I do not believe that there is any downpipe/racepipe combo that is going to be easy to put on and take off. Exhaust work, expecially on cars with miles on them, is going to have to be done very carefully. As you already know the removal of the nuts from the studs on this car and wrestling the pieces in and out is going to be difficult, as is removing the O2 sensors. It can easily take a performance exhaust/muffler shop four hours with two guys working to do the remove and install. Some might can do it in less, if they've done it before.
TurboXS is what I run. I do recommend it highly because of the build quality and the flex joints, but it is still going to be a b**** to take your stock pieces off and to install it. Lots, lots, lots of PB Blaster and slow and easy on those studs, lots of different size rachet extensions, wiggler, etc. Slow and lots of solvent soak especially now that they've been stretched several times already.
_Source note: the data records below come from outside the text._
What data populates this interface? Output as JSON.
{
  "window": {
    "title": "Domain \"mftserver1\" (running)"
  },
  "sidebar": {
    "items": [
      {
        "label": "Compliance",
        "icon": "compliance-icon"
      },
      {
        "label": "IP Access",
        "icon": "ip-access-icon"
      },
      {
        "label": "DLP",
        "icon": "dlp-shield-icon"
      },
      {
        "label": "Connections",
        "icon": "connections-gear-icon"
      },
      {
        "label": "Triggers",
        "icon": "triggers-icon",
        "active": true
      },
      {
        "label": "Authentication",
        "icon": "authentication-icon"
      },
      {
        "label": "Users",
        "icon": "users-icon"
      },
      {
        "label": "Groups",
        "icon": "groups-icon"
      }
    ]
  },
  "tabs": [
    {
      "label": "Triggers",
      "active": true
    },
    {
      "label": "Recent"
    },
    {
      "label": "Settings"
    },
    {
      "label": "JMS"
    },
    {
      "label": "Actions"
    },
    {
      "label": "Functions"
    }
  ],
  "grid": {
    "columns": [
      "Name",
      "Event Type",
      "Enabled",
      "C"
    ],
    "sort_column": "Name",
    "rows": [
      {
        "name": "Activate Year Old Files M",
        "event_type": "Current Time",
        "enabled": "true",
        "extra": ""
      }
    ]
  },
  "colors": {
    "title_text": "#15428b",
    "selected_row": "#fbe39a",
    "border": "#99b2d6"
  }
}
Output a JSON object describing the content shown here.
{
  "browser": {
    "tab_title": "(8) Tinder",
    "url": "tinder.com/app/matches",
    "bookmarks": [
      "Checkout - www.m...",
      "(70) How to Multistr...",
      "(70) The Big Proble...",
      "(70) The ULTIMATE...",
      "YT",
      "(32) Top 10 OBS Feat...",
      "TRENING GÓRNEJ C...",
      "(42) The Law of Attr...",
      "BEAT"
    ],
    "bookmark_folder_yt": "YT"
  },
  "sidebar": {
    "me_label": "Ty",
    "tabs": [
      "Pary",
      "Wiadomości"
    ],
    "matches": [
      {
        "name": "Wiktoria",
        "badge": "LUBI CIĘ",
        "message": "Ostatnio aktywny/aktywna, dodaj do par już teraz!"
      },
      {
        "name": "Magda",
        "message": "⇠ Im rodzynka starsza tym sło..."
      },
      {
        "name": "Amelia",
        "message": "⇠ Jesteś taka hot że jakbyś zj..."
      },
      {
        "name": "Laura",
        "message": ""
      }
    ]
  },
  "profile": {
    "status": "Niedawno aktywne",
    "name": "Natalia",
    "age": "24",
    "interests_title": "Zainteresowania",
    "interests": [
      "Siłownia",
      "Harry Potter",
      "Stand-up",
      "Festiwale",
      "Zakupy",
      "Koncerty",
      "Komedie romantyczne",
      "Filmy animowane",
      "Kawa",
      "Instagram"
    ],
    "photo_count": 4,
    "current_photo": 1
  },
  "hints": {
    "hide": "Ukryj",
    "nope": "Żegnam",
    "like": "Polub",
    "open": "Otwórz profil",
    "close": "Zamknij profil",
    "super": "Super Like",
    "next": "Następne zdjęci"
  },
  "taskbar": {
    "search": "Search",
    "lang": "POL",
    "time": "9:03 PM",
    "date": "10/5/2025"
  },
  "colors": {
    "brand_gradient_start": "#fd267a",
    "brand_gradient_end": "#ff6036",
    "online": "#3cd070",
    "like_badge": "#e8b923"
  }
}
The chances of smoking are going to be higher with a catless dp/rp simply because you don't have the two cats to help burn off the oil that gets into the downpipe from the turbo. The best fix short of the entire Mazda smoking turbo complete change out of the valve cover and PCV system is probably going to be raising idle, I repeat, IDLE rpm +200. Colder plugs have nothing to do with the smoking issue. You absolutely will not need colder plugs running the stock downpipe and racepipe, even on HT tune, and increase the risk of fouling the plugs.
If it smoked before, it will smoke again. Raising idle +200 really helps a lot with this and costs you nothing. If you wait until it begins smoking with the stock dp/rp it will probably be too late to do anything to stop is short of replacing the turbo.
Others may disagree, but I put my downpipe and racepipe on this car over 50,000 miles ago and the car has NEVER SMOKED. So, I do not buy into the theory that reduced backpressure from catless free flowing exhaust CAUSES smoking. It just makes it more noticable when it begins, because of the inability to further burn off the oil. The problem is the crankcase pressure due to the crappy, poorly designed stock PCV system on the gen 1 cars producing a pressure imbalance.
Make the proper choices on your HT menu and you should be very happy. It is not going to seem as strong with the catless dp/rp removed as it did before. Catless dp/rp on stock tune is a torque monster at boost onset because it is likely to be spiking to 21 psi, which is probably not such a good ideal. I'm not surprised that the car may seem a little "soft" now, even on HT, compared to how it might have been before you removed the catless dp/rp, because you are probably not getting higher than 18 psi and because the onset of boost will not be as dramatic. But, don't get too alarmed. Use the stopwatch and you'll see what a difference the tune makes in comparison to the stock ECU.